A meta-analysis of the effects of the 5-hydroxytryptamine transporter gene-linked promoter region polymorphism on susceptibility to lifelong premature ejaculation

Abstract

Objective: Premature ejaculation (PE) has been reported as the most common male sexual dysfunction with global prevalence rates estimated at approximately 30%. The neurobiogenesis of ejaculation is very complex and involves the serotoninergic (5-hydroxytryptamine, 5-HT) system. Recently, genetic polymorphisms located on SLC6A4 gene codifying for 5-HT transporter (5-HTT), the major regulator of serotonic neurotransmission, have been linked with the pathogenesis and risk of PE. Apparently studies of this type of polymorphism in PE have show conflicting results.

Methods: A meta-analysis was performed that are available in relation with 5-HTT gene-linked promoter region (5-HTTLPR) polymorphism and the risk of lifelong PE (LPE) in men to clarify this relationship. We searched Pubmed and Embase (last search updated on Aug 2012) using 'premature ejaculation', 'polymorphism or variant', 'genotype', 'ejaculatory function', and 'rapid ejaculation' as keywords and reference lists of studies corresponded to the inclusion criteria for meta-analysis. These studies involved the total number of 481 LPE men and 466 health control men subjects. Odds ratio (OR) and 95% confidence intervals (CIs) were used to evaluate this relationship.

Results: In the overall analysis, significant associations between LPE risk and 5-HTTLPR polymorphism were found (L-allele vs. S-allele OR = 0.86, 95% CI = 0.79-0.95, P = 0.002; LL vs. SS: OR = 0.80, 95% CI = 0.68-0.95, P = 0.009; LS vs. SS: OR = 0.85, 95% CI = 0.76-0.97, P = 0.012 and LL+LS vs. SS: OR = 0.88, 95% CI = 0.81-0.95, P = 0.002). Moreover, in subgroup analysis based on ethnicity, similar significant associations were detected. The Egger's test did not reveal presence of a publication bias.
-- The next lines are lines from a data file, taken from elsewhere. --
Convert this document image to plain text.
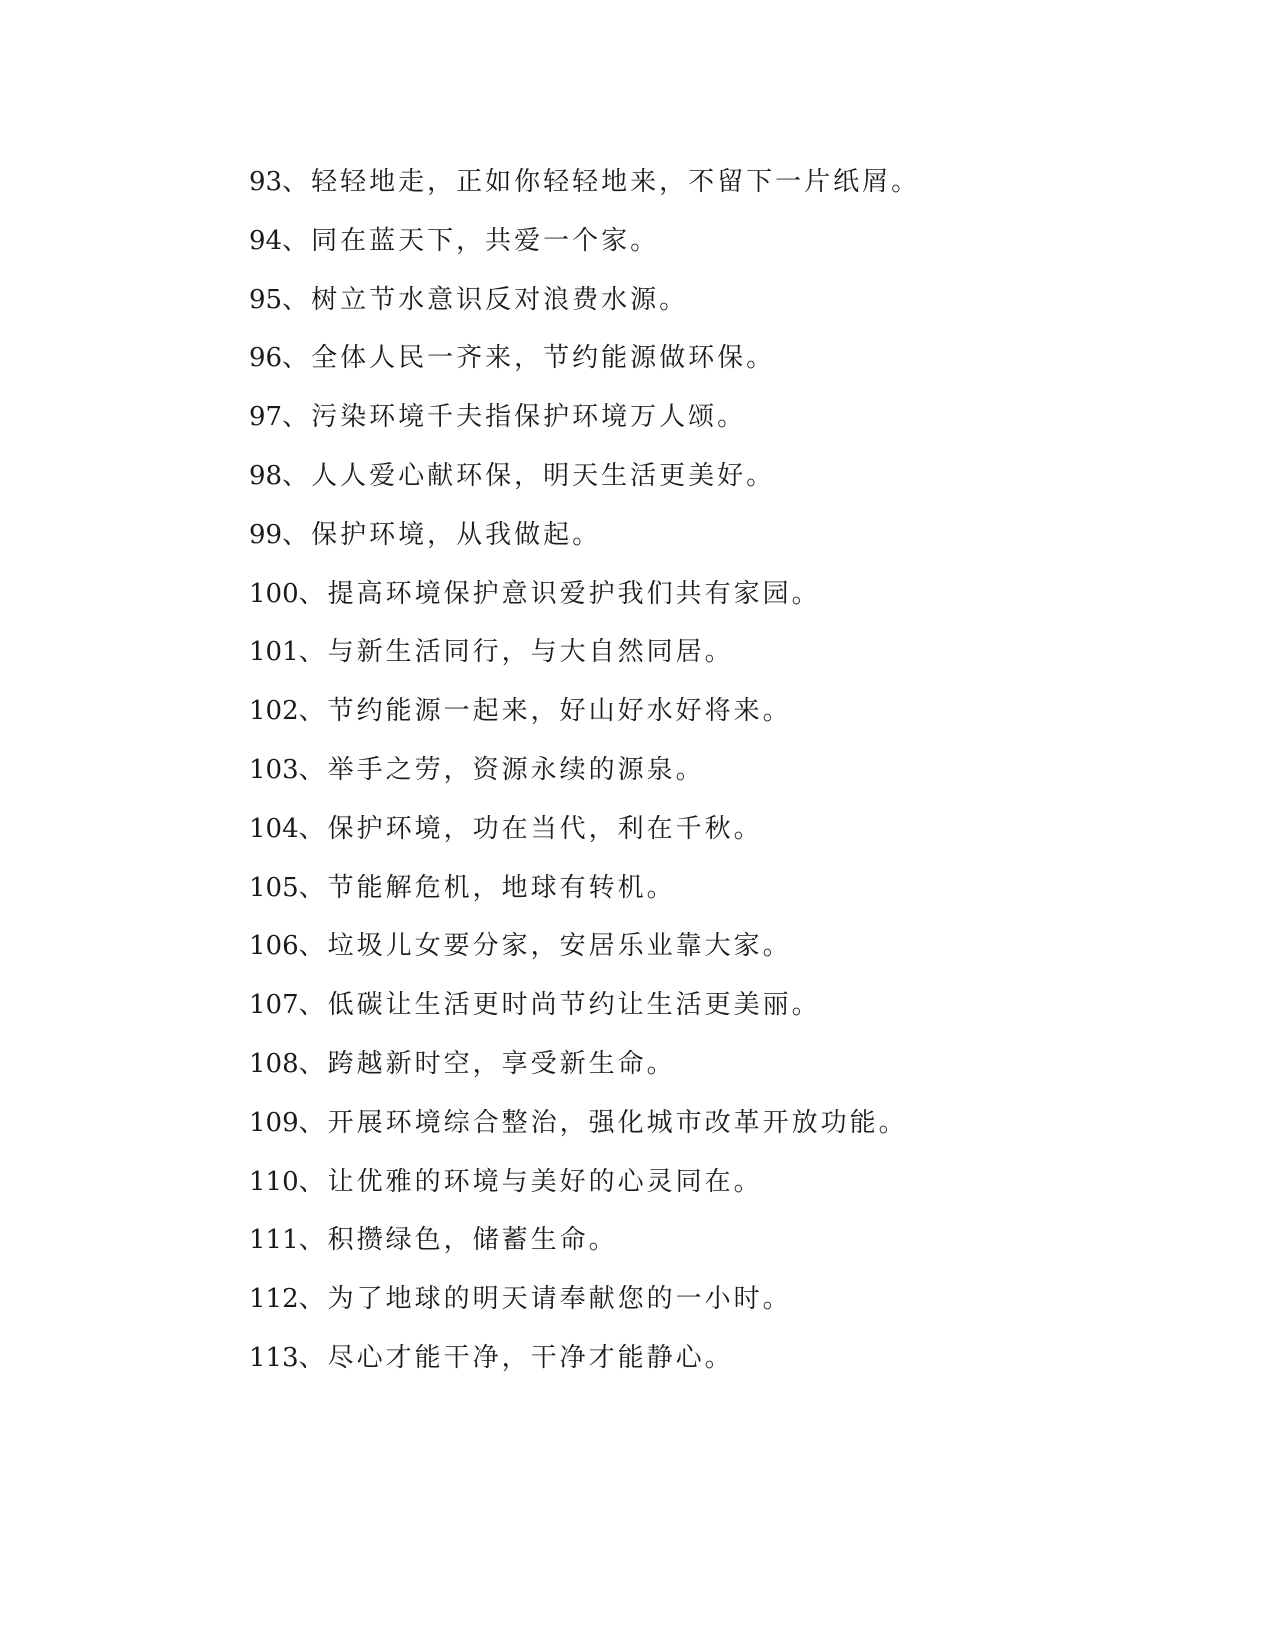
93、轻轻地走，正如你轻轻地来，不留下一片纸屑。
94、同在蓝天下，共爱一个家。
95、树立节水意识反对浪费水源。
96、全体人民一齐来，节约能源做环保。
97、污染环境千夫指保护环境万人颂。
98、人人爱心献环保，明天生活更美好。
99、保护环境，从我做起。
100、提高环境保护意识爱护我们共有家园。
101、与新生活同行，与大自然同居。
102、节约能源一起来，好山好水好将来。
103、举手之劳，资源永续的源泉。
104、保护环境，功在当代，利在千秋。
105、节能解危机，地球有转机。
106、垃圾儿女要分家，安居乐业靠大家。
107、低碳让生活更时尚节约让生活更美丽。
108、跨越新时空，享受新生命。
109、开展环境综合整治，强化城市改革开放功能。
110、让优雅的环境与美好的心灵同在。
111、积攒绿色，储蓄生命。
112、为了地球的明天请奉献您的一小时。
113、尽心才能干净，干净才能静心。
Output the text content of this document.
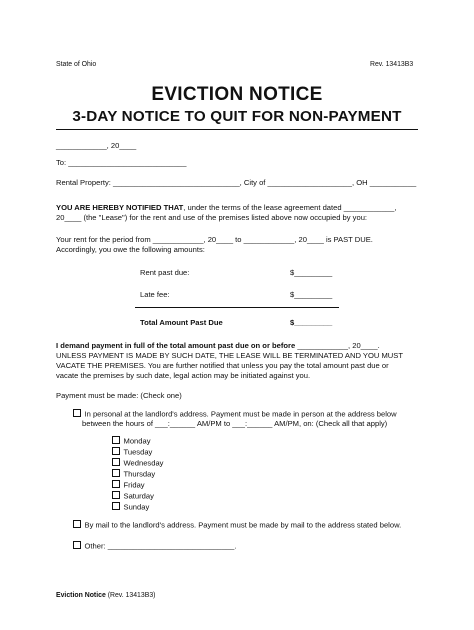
State of Ohio	Rev. 13413B3
EVICTION NOTICE
3-DAY NOTICE TO QUIT FOR NON-PAYMENT
____________, 20____
To: ____________________________
Rental Property: ______________________________, City of ____________________, OH ___________
YOU ARE HEREBY NOTIFIED THAT, under the terms of the lease agreement dated ____________,
20____ (the "Lease") for the rent and use of the premises listed above now occupied by you:
Your rent for the period from ____________, 20____ to ____________, 20____ is PAST DUE.
Accordingly, you owe the following amounts:
Rent past due:	$_________
Late fee:	$_________
Total Amount Past Due	$_________
I demand payment in full of the total amount past due on or before ____________, 20____.
UNLESS PAYMENT IS MADE BY SUCH DATE, THE LEASE WILL BE TERMINATED AND YOU MUST
VACATE THE PREMISES. You are further notified that unless you pay the total amount past due or
vacate the premises by such date, legal action may be initiated against you.
Payment must be made: (Check one)
In personal at the landlord's address. Payment must be made in person at the address below
between the hours of ___:______ AM/PM to ___:______ AM/PM, on: (Check all that apply)
Monday
Tuesday
Wednesday
Thursday
Friday
Saturday
Sunday
By mail to the landlord's address. Payment must be made by mail to the address stated below.
Other: ______________________________.
Eviction Notice (Rev. 13413B3)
Conclusions: Our investigations demonstrate that 5-HTTLPR (L>S) polymorphism might protect men against LPE risk. Further studies based on larger sample size and gene-environment interactions should be conducted the role of 5-HTTLPR polymorphism and LPE risk.

Figure 1. Flow chart of selection of studies and specific reasons for exclusion from the meta-analysis.

Figure 2. Forest plot of LPE risk associated with the 5-HTTLPR gene polymorphism (LL vs. SS) by ethnicity subgroup.

The squares and horizontal lines correspond to the study-specific OR and 95% CI. The area of the squares reflects the weight (inverse of the variance). The diamond represents the summary OR and 95% CI.

Figure 3. Forest plot of LPE risk associated with the 5-HTTLPR gene polymorphism (LL +LS vs. SS) by ethnicity subgroup.

The squares and horizontal lines correspond to the study-specific OR and 95% CI. The area of the squares reflects the weight (inverse of the variance). The diamond represents the summary OR and 95% CI.